I agree about the lizard. Best. Gif. EVER. And about the mom love thing, though I didn't see it exactly that way (probably because I'm not a mom). But how has no other person ever sacrificed themselves for love of another person? How is Harry the only person in history that's ever happened to? I call shenanigans, and will continue to do so through Prisoner of Azkaban when we find out the details. BUT. Foreshadowing!

As the Crowe Flies and Reads said...

Awww, thanks for the GIF love shoutout!

You made me snort my coffee with your whole poncy asshole centaur thing. SO true and I pretty much just read though that section thinking, huh--berks.

As for the whole mom-love thing. It's explained later in the series. It's because Voldie didn't go there to kill Lily. He gave her a chance to step aside and he would let her live, but she refused in a last-ditch effort to protect Harry. Again it comes back to Rowling's obssession with our CHOICES, etc. Ugh.

Rayna said...

HOW could I have forgotten to mention the centaurs in my post?? I feel like a HP failure...

Neville is amazing and maybe the most universally loved character in the books. Or is that Hedwig? I thought everyone loved Dobby but apparently there are Dobby-haters among us.

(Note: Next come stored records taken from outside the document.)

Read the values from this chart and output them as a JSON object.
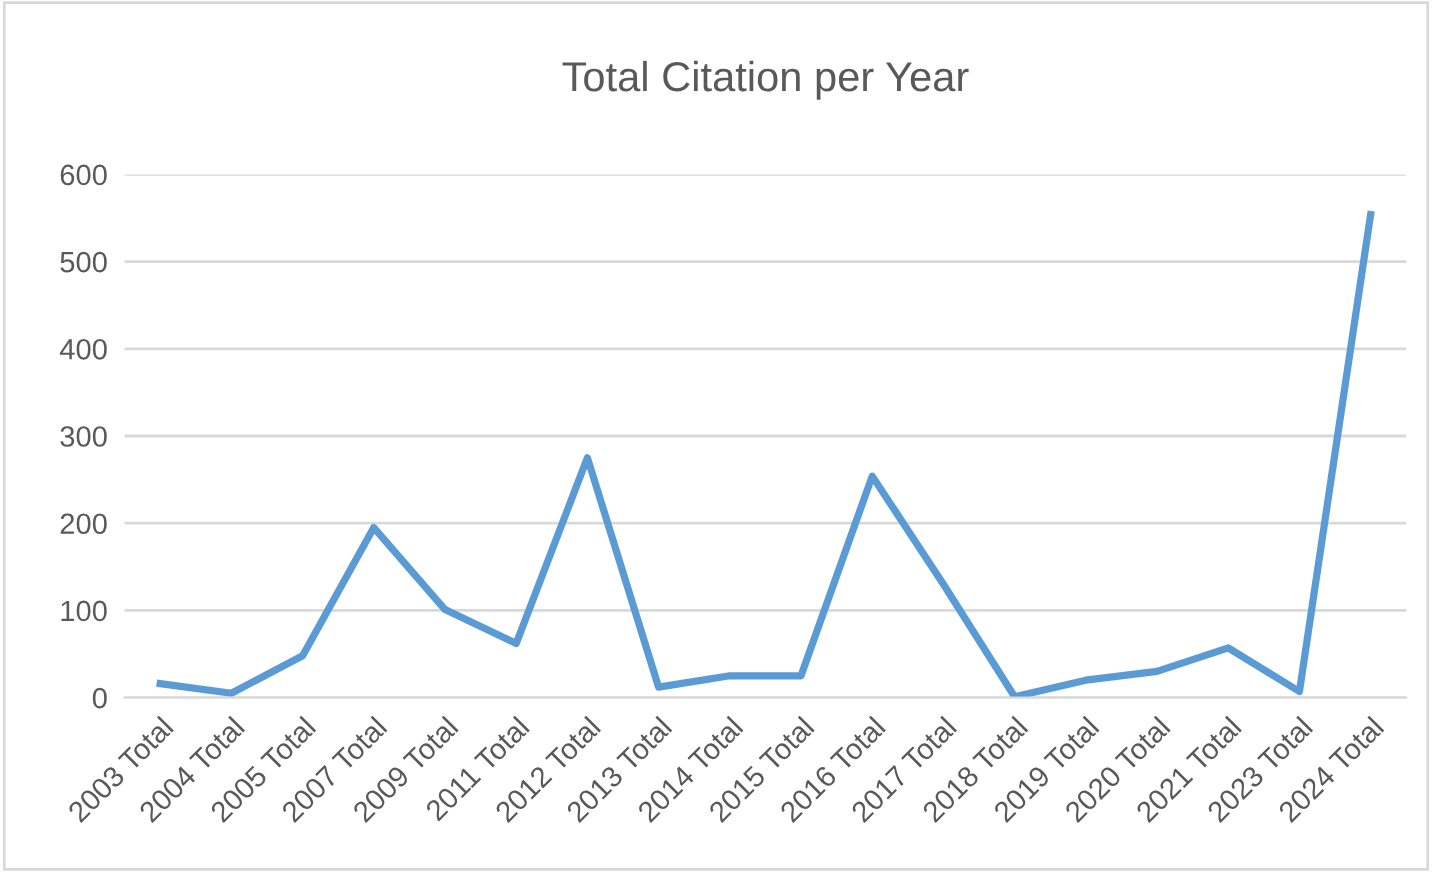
{
  "chart_data": {
    "type": "line",
    "title": "Total Citation per Year",
    "categories": [
      "2003 Total",
      "2004 Total",
      "2005 Total",
      "2007 Total",
      "2009 Total",
      "2011 Total",
      "2012 Total",
      "2013 Total",
      "2014 Total",
      "2015 Total",
      "2016 Total",
      "2017 Total",
      "2018 Total",
      "2019 Total",
      "2020 Total",
      "2021 Total",
      "2023 Total",
      "2024 Total"
    ],
    "series": [
      {
        "color": "#5b9bd5",
        "values": [
          16,
          5,
          48,
          195,
          101,
          62,
          275,
          12,
          25,
          25,
          254,
          130,
          1,
          20,
          30,
          57,
          7,
          554
        ]
      }
    ],
    "ylim": [
      0,
      600
    ],
    "yticks": [
      0,
      100,
      200,
      300,
      400,
      500,
      600
    ],
    "grid": "y",
    "marker": "none",
    "line_style": "solid",
    "legend": false
  }
}
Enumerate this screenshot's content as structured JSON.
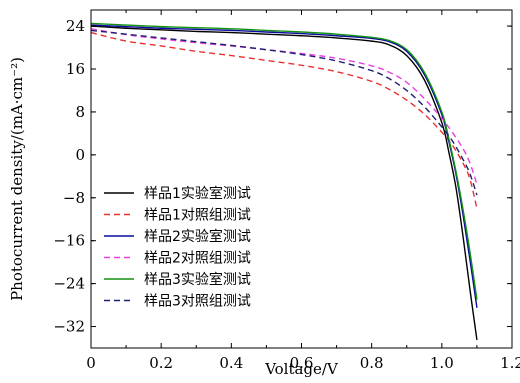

I love that he wins the house cup for standing up to his friends, because that shit it HARD. I hate conflict myself so I am always super impressed by Neville in that moment.

Etudesque said...

I was torn between shaking my fist at Hermione's "feminine wiles" and Hagrid's very clear drinking problem in a book meant for 12 year olds, but whatevs. Let's pour all of our love into Snape instead.

Kayleigh said...

Hahaha, Wizard SIDS. I feel like finding that so funny makes me a bad person. Damn you and your humorous wordplay. But that is, that is a tough one. I agree with Rambo up there that I don't think Voldemort went after too many babies, though. Because, why?

*leaves work early to find a tumblr of Moulin Rouge gifs*

the scarecrow said...

Okay, just so you know, I laughed so hard when I read this post that I nearly wet myself. Jesus. How have I not stumbled onto your blog before? What is my life? This is depravity!

Wizard SIDS. *SNORT* I'm okay, I swear.

Also, this post made me think of this video;
http://www.youtube.com/watch?v=RCpHS6ip-5c
You should watch it, or something. Accio popcorn.

Ellie said...

'Yer a lizard'... Okay, I have to use that in a blog post, like, YESTERDAY. It'll keep me chortling through the rest of today, DESPITE my shivering and general lack of feeling in all extremities.

Actually it reminds me a bit of that Loki cartoon "I am Loki, of Asgard, and I am burdened with glorious porpoise." *snorts* :)

LBC said...

I was reading the book out loud to my dog the other day (yep, I'm pretty cool), and I noticed that when I read the Hagrid parts, I can't help at all putting on a very thick, very bad accent. I kind of accent Harry too, but not the others. Not sure why, or really even what it has to do with your post EXCEPT that I was reminded of the accent by the lizard gif.

Jessica Howard said...

I've gotta start using more GIFs. Love the Snape one!

Ellie said...

OMG, LBC - I do that too! Only I feel a bit embarrassed if the cat's in the room with me, for some reason. But I read sort-of aloud, and dread the day that I don't spot my sister or mum come in when I'm mid-(bad) Hagrid or precocious Hermione or right in the middle of a dramatic moment at the end of the book or something. OH THE SHAME.